The Professor, who had been digging up vicious-looking roots, now joined
us. "When I was here some years ago," he began, in his loud, distinct tones, "I made
a point of investigating—"
"Let us make a point of leaving," murmured Sara, taking me off down the
walk. John Hoffman followed, so did Iris, and consequently Mokes, likewise Aunt Di.

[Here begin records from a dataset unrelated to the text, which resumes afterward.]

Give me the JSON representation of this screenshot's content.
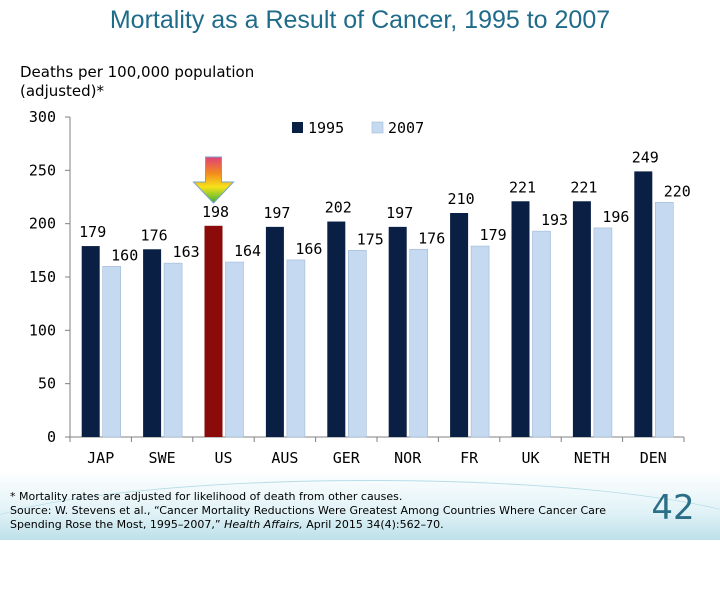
{
  "title": "Mortality as a Result of Cancer, 1995 to 2007",
  "footnote": {
    "line1": "* Mortality rates are adjusted for likelihood of death from other causes.",
    "line2": "Source: W. Stevens et al., “Cancer Mortality Reductions Were Greatest Among Countries Where Cancer Care",
    "line3_pre": "Spending Rose the Most, 1995–2007,” ",
    "line3_journal": "Health Affairs,",
    "line3_post": " April 2015 34(4):562–70."
  },
  "slide_number": "42",
  "colors": {
    "series_1995": "#0a1f44",
    "series_2007": "#c5d9f1",
    "highlight_us_1995": "#8b0a0a",
    "axis": "#808080",
    "title": "#1f6b8a"
  },
  "chart_data": {
    "type": "bar",
    "title": "Mortality as a Result of Cancer, 1995 to 2007",
    "ylabel": "Deaths per 100,000 population (adjusted)*",
    "xlabel": "",
    "ylim": [
      0,
      300
    ],
    "yticks": [
      0,
      50,
      100,
      150,
      200,
      250,
      300
    ],
    "grid": false,
    "legend_position": "top-right",
    "categories": [
      "JAP",
      "SWE",
      "US",
      "AUS",
      "GER",
      "NOR",
      "FR",
      "UK",
      "NETH",
      "DEN"
    ],
    "series": [
      {
        "name": "1995",
        "values": [
          179,
          176,
          198,
          197,
          202,
          197,
          210,
          221,
          221,
          249
        ]
      },
      {
        "name": "2007",
        "values": [
          160,
          163,
          164,
          166,
          175,
          176,
          179,
          193,
          196,
          220
        ]
      }
    ],
    "annotations": [
      {
        "type": "arrow",
        "icon": "down-arrow-icon",
        "category": "US"
      }
    ]
  }
}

Miss Sharp longed to stay, but did not quite dare; so she compromised by walking on,
as far as her feet were concerned, all the rest of her, however, looking back with
rapt attention. " Yes? How interesting! Pray go on."
The Professor went on; we heard his voice in the rear. "It was called El
Verjel (the garden), and its orange grove was the glory of St. Augustine—"
"Hurry!" whispered Sara, "or we shall hear the whole."